“Don’t start pacing again Cliff or I’ll bloody kill you. No, I just won’t pay you. Just tell me about it.”
I sat down again. “I was on the wrong track about him for a long time. I thought he was obsessed by his mother, he wasn’t. I was misled by the photographs he had. He was hung up about his father. Natural I suppose.”
“Yes, yes,” she said impatiently, “well, do you know who his father is?”
“Was. Yes, I worked it out eventually.”
“How? Who?”
“How first. It was the only thing that fitted. Mark Gutteridge sent Susan away to Adelaide to have her child. OK, he wanted to spare her and everyone else the teenage pregnancy trauma. Fair enough. But a tremendous change in the nervous pattern of the Gutteridges dates from then. It manifests itself in different ways and they never get over it. That’s the first point. Secondly, Mark Gutteridge wasn’t a conventional man. He shouldn’t have been horrified when his illegitimate grandson turned up with proof of his identity. He’d be more likely to be intrigued, inclined to do something for the boy, like a Renaissance prince, right?”
“Yes, I think so.”
“But he doesn’t. He flips. He can’t handle it and that sets Ross off.”
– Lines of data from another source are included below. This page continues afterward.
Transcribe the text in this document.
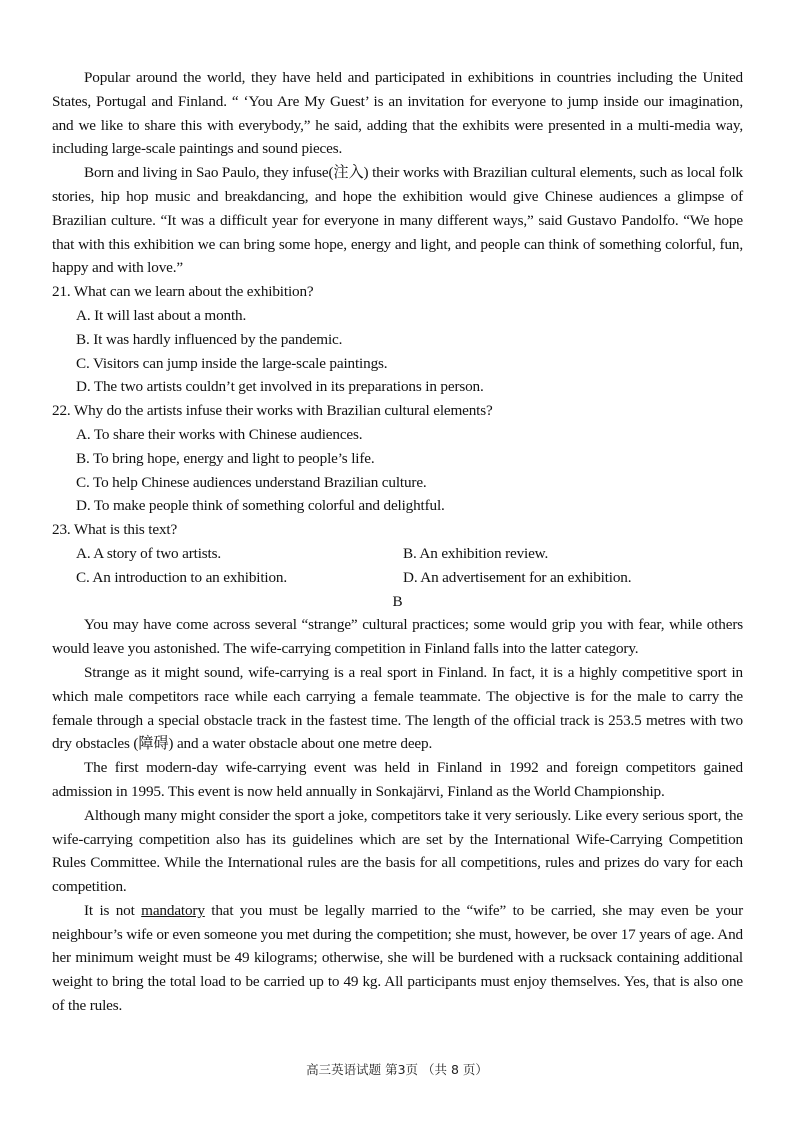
Popular around the world, they have held and participated in exhibitions in countries including the United States, Portugal and Finland. “ ‘You Are My Guest’ is an invitation for everyone to jump inside our imagination, and we like to share this with everybody,” he said, adding that the exhibits were presented in a multi-media way, including large-scale paintings and sound pieces.

Born and living in Sao Paulo, they infuse(注入) their works with Brazilian cultural elements, such as local folk stories, hip hop music and breakdancing, and hope the exhibition would give Chinese audiences a glimpse of Brazilian culture. “It was a difficult year for everyone in many different ways,” said Gustavo Pandolfo. “We hope that with this exhibition we can bring some hope, energy and light, and people can think of something colorful, fun, happy and with love.”

21. What can we learn about the exhibition?

A. It will last about a month.

B. It was hardly influenced by the pandemic.

C. Visitors can jump inside the large-scale paintings.

D. The two artists couldn’t get involved in its preparations in person.

22. Why do the artists infuse their works with Brazilian cultural elements?

A. To share their works with Chinese audiences.

B. To bring hope, energy and light to people’s life.

C. To help Chinese audiences understand Brazilian culture.

D. To make people think of something colorful and delightful.

23. What is this text?

A. A story of two artists.	B. An exhibition review.
C. An introduction to an exhibition.	D. An advertisement for an exhibition.

B

You may have come across several “strange” cultural practices; some would grip you with fear, while others would leave you astonished. The wife-carrying competition in Finland falls into the latter category.

Strange as it might sound, wife-carrying is a real sport in Finland. In fact, it is a highly competitive sport in which male competitors race while each carrying a female teammate. The objective is for the male to carry the female through a special obstacle track in the fastest time. The length of the official track is 253.5 metres with two dry obstacles (障碍) and a water obstacle about one metre deep.

The first modern-day wife-carrying event was held in Finland in 1992 and foreign competitors gained admission in 1995. This event is now held annually in Sonkajärvi, Finland as the World Championship.

Although many might consider the sport a joke, competitors take it very seriously. Like every serious sport, the wife-carrying competition also has its guidelines which are set by the International Wife-Carrying Competition Rules Committee. While the International rules are the basis for all competitions, rules and prizes do vary for each competition.

It is not mandatory that you must be legally married to the “wife” to be carried, she may even be your neighbour’s wife or even someone you met during the competition; she must, however, be over 17 years of age. And her minimum weight must be 49 kilograms; otherwise, she will be burdened with a rucksack containing additional weight to bring the total load to be carried up to 49 kg. All participants must enjoy themselves. Yes, that is also one of the rules.

高三英语试题 第3页 （共 8 页）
“All right, that’s a lot of how. Now, who was Ross’ father?”
“Bryn,” I said.
I sat on the bed and Ailsa rested her head against my thigh and we watched the day dying slowly outside the open window. An ascending jet littered the sky with dirty brown smoke, its boom drowned out something Ailsa murmured and I stroked her hair in reply. Maybe she was thinking about Mark Gutteridge, maybe about the children she’d never have. I was thinking about raw, haunted people who twanged the nerves of everyone they touched — like Bryn, like Haines, like Cyn. They couldn’t sloop along in the shallows where the water was warm and the breeze soft, they had to jut up into spray and icy winds with their secrets for sails and the rocks dead ahead.